Board Game: The Chain GameNumber of players: 3 to10.
Synopsis: Use your creativity to link common idioms. A player draws a card with a phrase. He or she must use one of the words on the card to come up with a new phrase. The next player does the same with the first player’s phrase, and so on. The group tries to go through as many phrases as possible before the timer goes off. An example of a common-phrase chain: “final exam,” “that’s final,” “that’s life,” “wildlife,” “wild and crazy,” “stir-crazy.”
To buy: $25, otb-games.com.
Electronic Game: Big Brain Academy: Wii DegreeNumber of players: 1 to 8.
Synopsis: Test your smarts and see how you measure up in five categories of brain-teasers: Identify, Memorize, Analyze, Compute, and Visualize. Participants play mini-games in a random sequence. At the end, they are awarded scores in the form of brain weights (the heavier, the better) and career paths (hello, improv actor), based on their accuracy and speed. For example, in one visualizing game, the player is presented with an incomplete painting and must use the Wii remote to finish it.
To buy: $20, amazon.com.
Parlor Game: CelebritiesNumber of players: 4 or more.

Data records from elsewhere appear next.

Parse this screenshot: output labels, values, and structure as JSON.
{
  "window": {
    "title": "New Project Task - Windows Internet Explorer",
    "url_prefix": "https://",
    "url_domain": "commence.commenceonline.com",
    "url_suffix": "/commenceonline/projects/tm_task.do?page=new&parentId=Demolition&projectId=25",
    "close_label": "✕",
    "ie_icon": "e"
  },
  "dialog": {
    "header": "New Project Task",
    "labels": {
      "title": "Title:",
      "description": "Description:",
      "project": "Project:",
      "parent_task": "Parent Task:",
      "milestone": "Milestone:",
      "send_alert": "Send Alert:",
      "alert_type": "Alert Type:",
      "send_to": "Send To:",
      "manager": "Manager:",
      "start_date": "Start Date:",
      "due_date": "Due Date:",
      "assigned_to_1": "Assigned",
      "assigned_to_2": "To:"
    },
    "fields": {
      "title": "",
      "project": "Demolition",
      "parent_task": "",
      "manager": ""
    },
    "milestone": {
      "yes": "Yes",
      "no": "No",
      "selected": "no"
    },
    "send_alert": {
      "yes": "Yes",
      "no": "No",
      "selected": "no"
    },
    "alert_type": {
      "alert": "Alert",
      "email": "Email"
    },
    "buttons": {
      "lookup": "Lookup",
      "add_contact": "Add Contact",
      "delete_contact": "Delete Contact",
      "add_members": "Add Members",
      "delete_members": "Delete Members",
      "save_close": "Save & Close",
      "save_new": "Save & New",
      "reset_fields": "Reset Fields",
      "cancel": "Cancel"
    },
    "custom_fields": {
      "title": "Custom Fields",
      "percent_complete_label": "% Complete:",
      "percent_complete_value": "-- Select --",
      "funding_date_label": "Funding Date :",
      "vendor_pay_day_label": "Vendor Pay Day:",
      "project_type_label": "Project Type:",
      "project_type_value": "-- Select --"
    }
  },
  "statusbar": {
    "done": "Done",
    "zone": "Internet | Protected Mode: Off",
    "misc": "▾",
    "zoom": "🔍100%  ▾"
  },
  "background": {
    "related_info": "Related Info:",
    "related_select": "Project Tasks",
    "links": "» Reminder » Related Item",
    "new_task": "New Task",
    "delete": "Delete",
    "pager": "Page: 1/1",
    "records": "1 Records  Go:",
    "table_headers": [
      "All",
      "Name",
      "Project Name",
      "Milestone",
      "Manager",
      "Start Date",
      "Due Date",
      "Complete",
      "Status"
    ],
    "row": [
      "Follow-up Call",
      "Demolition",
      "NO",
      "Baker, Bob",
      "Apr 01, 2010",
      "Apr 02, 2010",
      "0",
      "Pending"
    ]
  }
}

Directions: Before the party, the host comes up with a list of celebrities, writing each name on an adhesive label. When the players are ready to begin, the host sticks a label on each player’s back, making sure that he or she doesn’t see what is written on it. Then each player mixes and mingles, asking yes or no questions to get clues as to whose name is affixed to his or her back. If a player gets a yes answer, he or she can ask a second question; if it’s a no, he or she moves on to another player. The first person to figure out the name of the celebrity on his or her back wins; the last one to guess loses.
Parlor Game: How's Yours?
Number of players: 6 or more.
Directions: Send one person out of the room. While that person is gone, the remaining people choose something that the whole group has in common. It can be a body part (hair, height), physical possession (cars, pants), or more abstract things, like a sense of humor or a favorite pastime. When the exiled person returns, he or she asks each player, “How’s yours?” Each person responds with an adjective. For example, if the item is “chest hair,” the adjectives could be “lustrous,” “brown,” or “sparse.” The trick is trying to use descriptive adjectives that are clever but don’t give away the answer too easily.